3. I heard a radio program on which Israeli poet Nathan Zach complained about the establishment of Jewish towns and communities so close to the Gaza border. Why so close to Gaza? Is there not enough room throughout the Negev? With this complaint, Zach was trying to justify the fact that Hamas fires rockets at us. We pushed them, and they reacted… poor Hamas. The heroes living in the kibbutzim and communities along the Gaza border have now become illegitimate in the eyes of the crazy Left. They are now in the same category as the settlers.
4. The man who embodies the idea of a double standard, Israeli Arab MK Ahmad Tibi, concluded recently that saying that the IDF is the most moral army in the world is actually an oxymoron because occupation contradicts morality. He was being gentle. Last year, Tibi called the IDF an army of murderers. But we are not occupiers, Mr. Tibi. Most of the Palestinian population is currently under self rule, in the Palestinian Authority, which functions as a state. As for the rest of Judea and Samaria — it is the land of our forefathers. In any case, we never conquered land belonging to a Palestinian entity (which never existed), so at worst the land is disputed, not occupied.
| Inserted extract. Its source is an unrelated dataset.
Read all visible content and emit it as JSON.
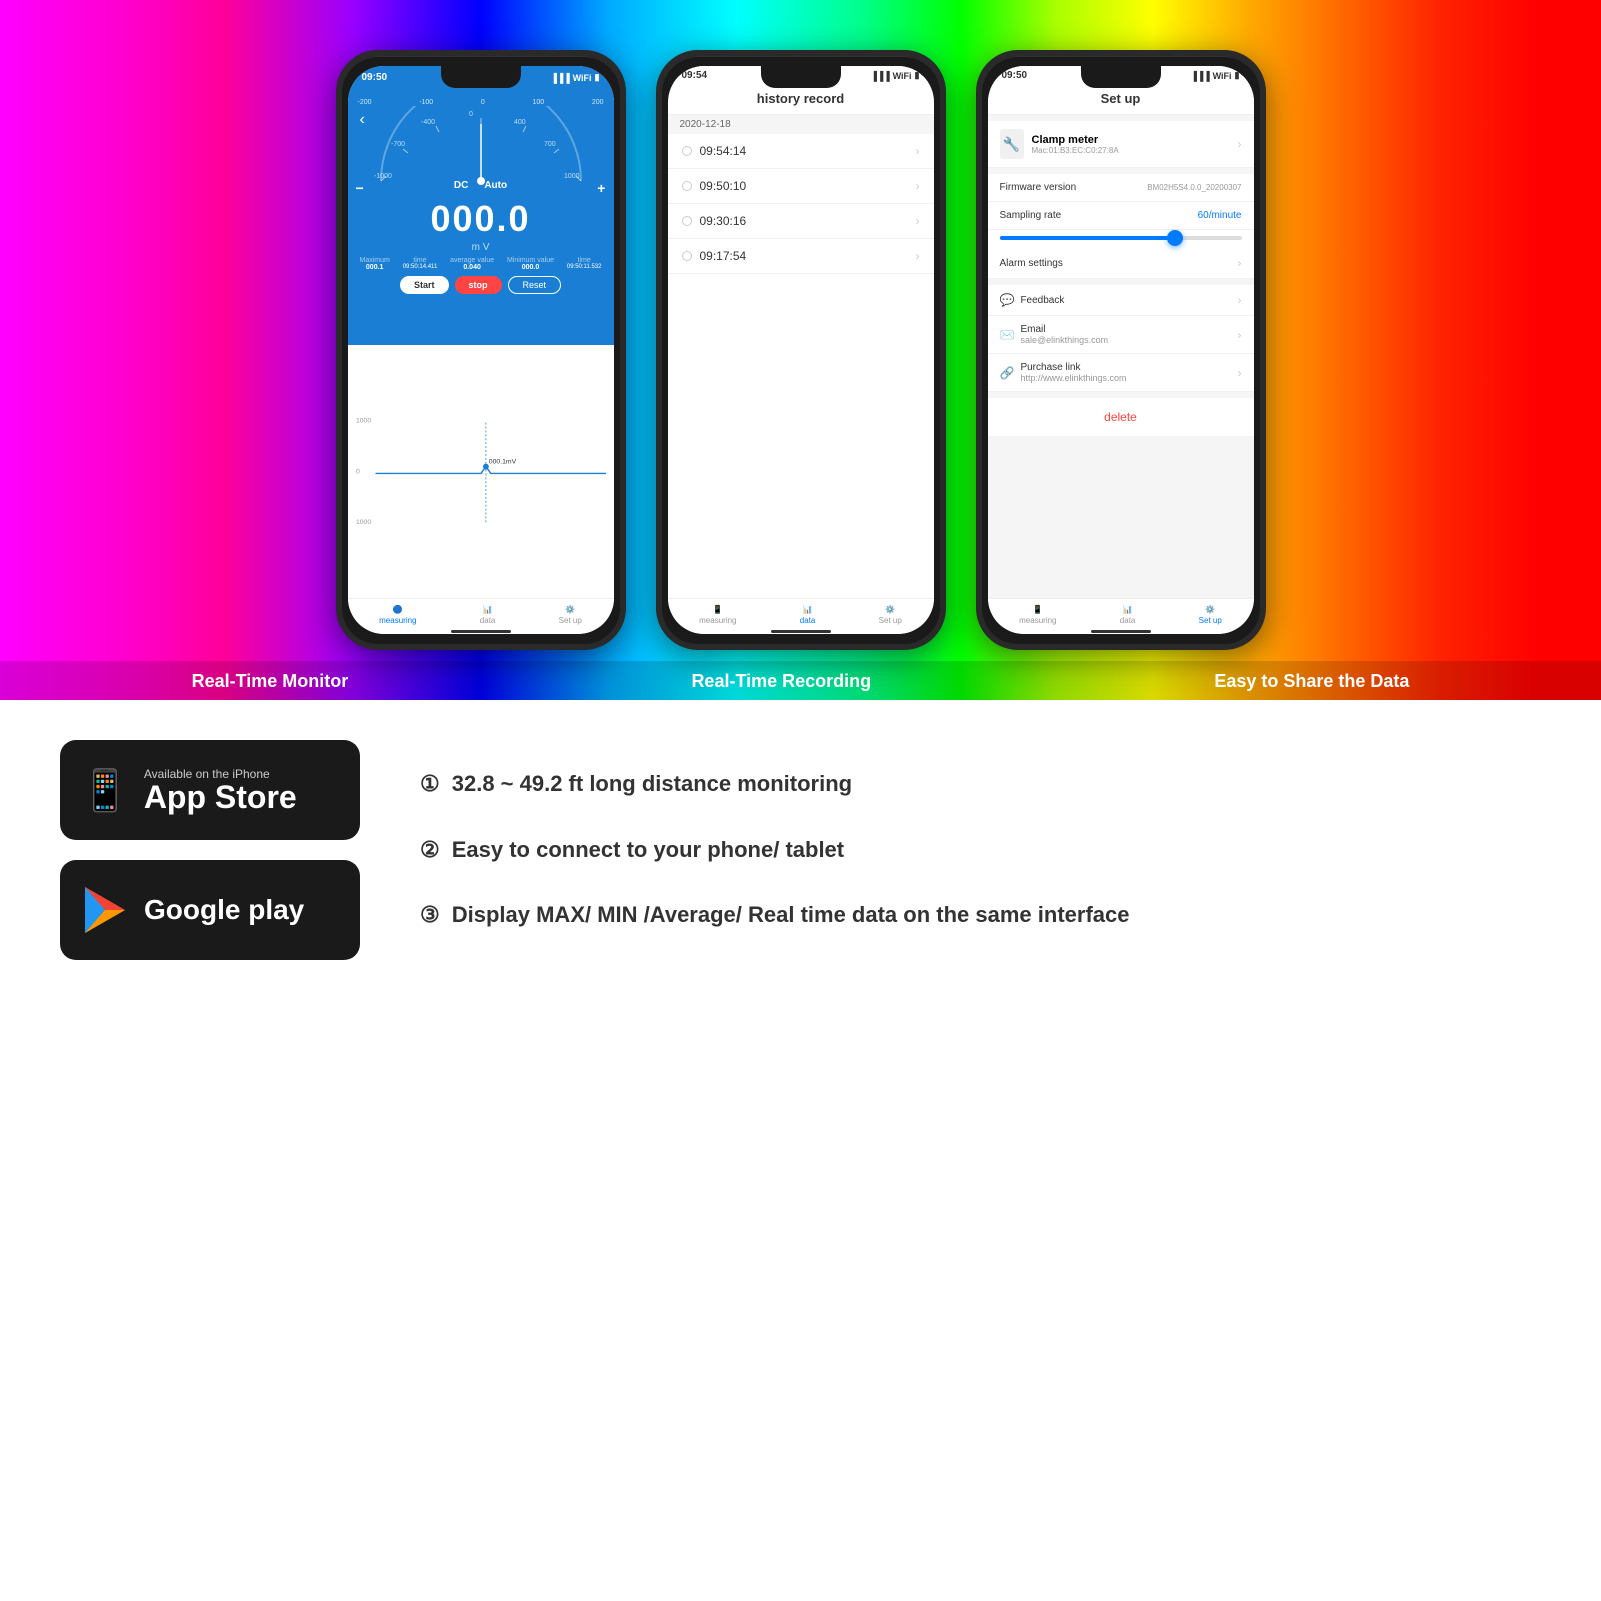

As far as we’re concerned, the Arabs are the ones who invaded our land in the seventh century. Ever since the 1880s, the Zionist waves of immigration (aliyah) brought with them hundreds of thousands of people from Arab states. They came here looking for work, while the Jews were coming back to their homeland – the only place for them on earth. That is why the IDF is not an army of occupation but rather a force tasked with protecting Jews from what the Arabs of the region planned to do to us in 1948 and failed. They call their failure to kill us “Nakba” – a catastrophe.
Toward the end of his remarks, Tibi mentioned that he didn’t like the photo that Netanyahu showed at the U.N. (of rocket launchers next to children in Gaza), but that this does not justify the murder of hundreds of children. This begs the question: Putting all other rocket launch squads aside, should the particular launcher in the photo have been bombed, according to Tibi? If not, should we have waited for the rockets to explode on our children?
5. At the Channel 2 News studio, Opposition Leader Isaac Herzog was joined by three journalists who share his views. Tibi was also made to feel at home there. How is it that the only representative of the Israeli majority on the Channel 2 program, Communications Minister Gilad Erdan, was not joined by a single journalist who thinks differently than his or her colleagues?